The numbers crunched for the article showed:
On average, colleges reported an operating surplus of about £300,000 last year, after two years of deficits. This came despite the lowest rate of income growth for five years.
Of course averages can disguise as much as they reveal. (In particular, mean averages are a crude measure which can be distorted by extreme outliers. The article did not indicate if the analysis used the more useful average of the median - the value in the middle of the distribution.)
Certainly in 2009/10 there were over 70 colleges with operating deficits. That is a lot of red ink - even if the college sector as a whole is in the black.

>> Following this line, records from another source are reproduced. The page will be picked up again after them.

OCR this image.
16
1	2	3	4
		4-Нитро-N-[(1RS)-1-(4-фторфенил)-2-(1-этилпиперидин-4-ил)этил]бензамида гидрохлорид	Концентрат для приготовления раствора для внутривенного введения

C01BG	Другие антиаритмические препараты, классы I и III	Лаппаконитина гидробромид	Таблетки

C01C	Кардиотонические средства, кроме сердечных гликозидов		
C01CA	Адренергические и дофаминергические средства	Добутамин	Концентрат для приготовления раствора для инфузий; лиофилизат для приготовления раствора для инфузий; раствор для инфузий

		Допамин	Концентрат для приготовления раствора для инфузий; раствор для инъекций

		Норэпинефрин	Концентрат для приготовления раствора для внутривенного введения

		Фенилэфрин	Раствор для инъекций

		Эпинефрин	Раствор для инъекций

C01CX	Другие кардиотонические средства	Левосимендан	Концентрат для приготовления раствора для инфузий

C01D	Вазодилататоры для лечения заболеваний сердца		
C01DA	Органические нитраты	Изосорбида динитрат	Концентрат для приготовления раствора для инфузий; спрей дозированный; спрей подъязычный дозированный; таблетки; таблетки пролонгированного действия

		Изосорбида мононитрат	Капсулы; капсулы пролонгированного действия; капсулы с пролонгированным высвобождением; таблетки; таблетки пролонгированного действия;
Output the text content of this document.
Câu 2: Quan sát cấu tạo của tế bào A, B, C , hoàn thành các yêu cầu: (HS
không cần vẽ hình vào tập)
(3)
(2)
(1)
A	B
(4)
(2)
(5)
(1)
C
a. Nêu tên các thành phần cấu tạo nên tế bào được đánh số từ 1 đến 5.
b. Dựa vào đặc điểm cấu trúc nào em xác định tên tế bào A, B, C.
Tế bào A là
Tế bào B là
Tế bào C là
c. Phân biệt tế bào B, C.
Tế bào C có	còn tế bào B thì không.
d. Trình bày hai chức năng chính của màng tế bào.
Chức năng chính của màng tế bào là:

Comparing like-with-like is helpful although tricky when there is a lot of churn with mergers and takeovers in the college sector. When I compared the performance of individual colleges excluding those that had been dissolved or merged, indeed the figures suggest that three-quarters had larger operating surpluses (or smaller deficits) in 2009/10.
The article asks the question: So are institutions in better shape than their funding body feared?
While 2009/10 was a better year than the previous year, we have to remember that we are talking about financial years starting on 1 August 2009 - over 22 months ago - and ending before the cuts heralded by George Osborne's Spending Review. While Labour had introduced their own cuts in funding rates, the Conservatives are taking the axe to whole programmes such as Train to Gain. The squeeze will be felt in the next four years - not in 2009/10.
So perhaps "doom-laden predictions about the state of college finances" cannot be discounted in 2011 on the grounds that the college sector on average had a less bad time in 2009/10.